We view hedge fund activity in the stock unfavorable, but in this case there was only a single hedge fund selling its entire position: Two Sigma Advisors. One hedge fund selling its entire position doesn’t always imply a bearish intent. Theoretically a hedge fund may decide to sell a promising position in order to invest the proceeds in a more promising idea. However, we don’t think this is the case in this case because only one of the 800+ hedge funds tracked by Insider Monkey identified as a viable investment and initiated a position in the stock (that fund was Stevens Capital Management).
Let’s now review hedge fund activity in other stocks – not necessarily in the same industry as Advanced Semiconductor Engineering (NYSE:ASX) but similarly valued. We will take a look at Galapagos NV (NASDAQ:GLPG), PerkinElmer, Inc. (NYSE:PKI), Kirkland Lake Gold Ltd. (NYSE:KL), and Lennox International Inc. (NYSE:LII). This group of stocks’ market caps are closest to ASX’s market cap.
Ticker | No of HFs with positions | Total Value of HF Positions (x1000) | Change in HF Position |
---|---|---|---|
GLPG | 13 | 142930 | -1 |
PKI | 24 | 975011 | 0 |
KL | 16 | 376065 | -5 |
LII | 21 | 193706 | 0 |
Average | 18.5 | 421928 | -1.5 |
View table here if you experience formatting issues.

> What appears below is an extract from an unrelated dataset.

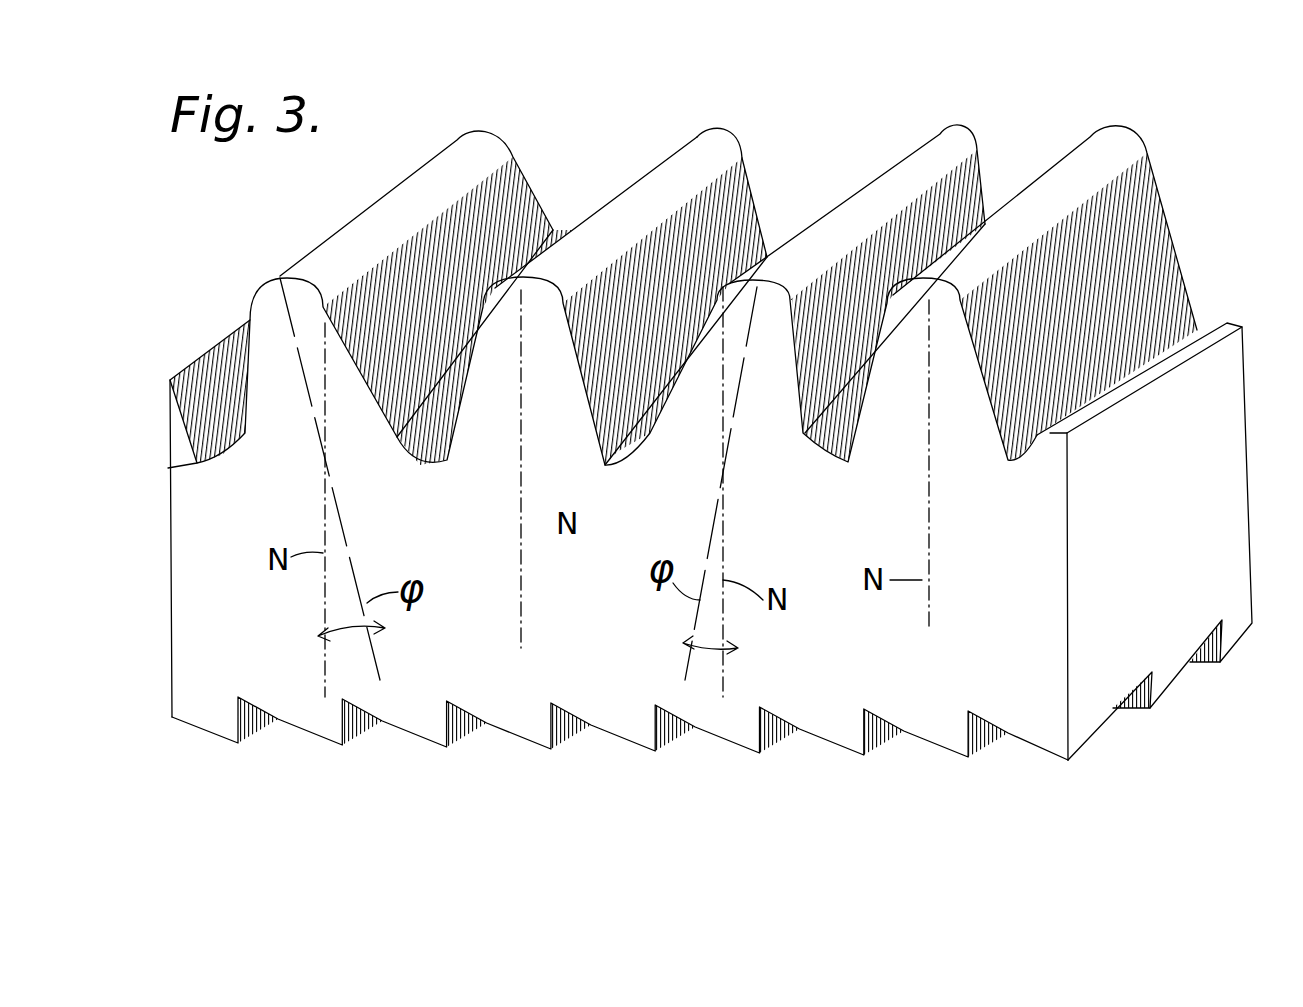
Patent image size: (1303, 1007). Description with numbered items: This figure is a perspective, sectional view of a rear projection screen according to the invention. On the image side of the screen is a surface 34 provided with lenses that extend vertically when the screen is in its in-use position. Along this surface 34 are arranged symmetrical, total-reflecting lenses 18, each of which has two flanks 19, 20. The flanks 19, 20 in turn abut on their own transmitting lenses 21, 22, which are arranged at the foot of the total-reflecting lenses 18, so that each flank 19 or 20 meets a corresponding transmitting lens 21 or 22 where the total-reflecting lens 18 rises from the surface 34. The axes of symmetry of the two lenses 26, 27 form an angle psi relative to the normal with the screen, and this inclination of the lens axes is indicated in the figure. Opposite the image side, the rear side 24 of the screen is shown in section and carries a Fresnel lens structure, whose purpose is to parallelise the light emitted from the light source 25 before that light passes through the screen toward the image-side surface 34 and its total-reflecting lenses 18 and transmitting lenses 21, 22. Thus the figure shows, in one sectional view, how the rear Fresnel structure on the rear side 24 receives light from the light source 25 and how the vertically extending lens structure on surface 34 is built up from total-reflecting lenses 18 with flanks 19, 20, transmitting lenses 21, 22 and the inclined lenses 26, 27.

As you can see these stocks had an average of 18.5 hedge funds with bullish positions and the average amount invested in these stocks was $422 million. That figure was $193 million in ASX’s case. PerkinElmer, Inc. (NYSE:PKI) is the most popular stock in this table. On the other hand Galapagos NV (NASDAQ:GLPG) is the least popular one with only 13 bullish hedge fund positions. Compared to these stocks Advanced Semiconductor Engineering (NYSE:ASX) is even less popular than GLPG. Our calculations showed that top 20 most popular stocks among hedge funds returned 37.4% in 2019 through the end of November and outperformed the S&P 500 ETF (SPY) by 9.9 percentage points. A small number of hedge funds were also right about betting on ASX, though not to the same extent, as the stock returned 9.6% during the fourth quarter (through 11/30) and outperformed the market as well.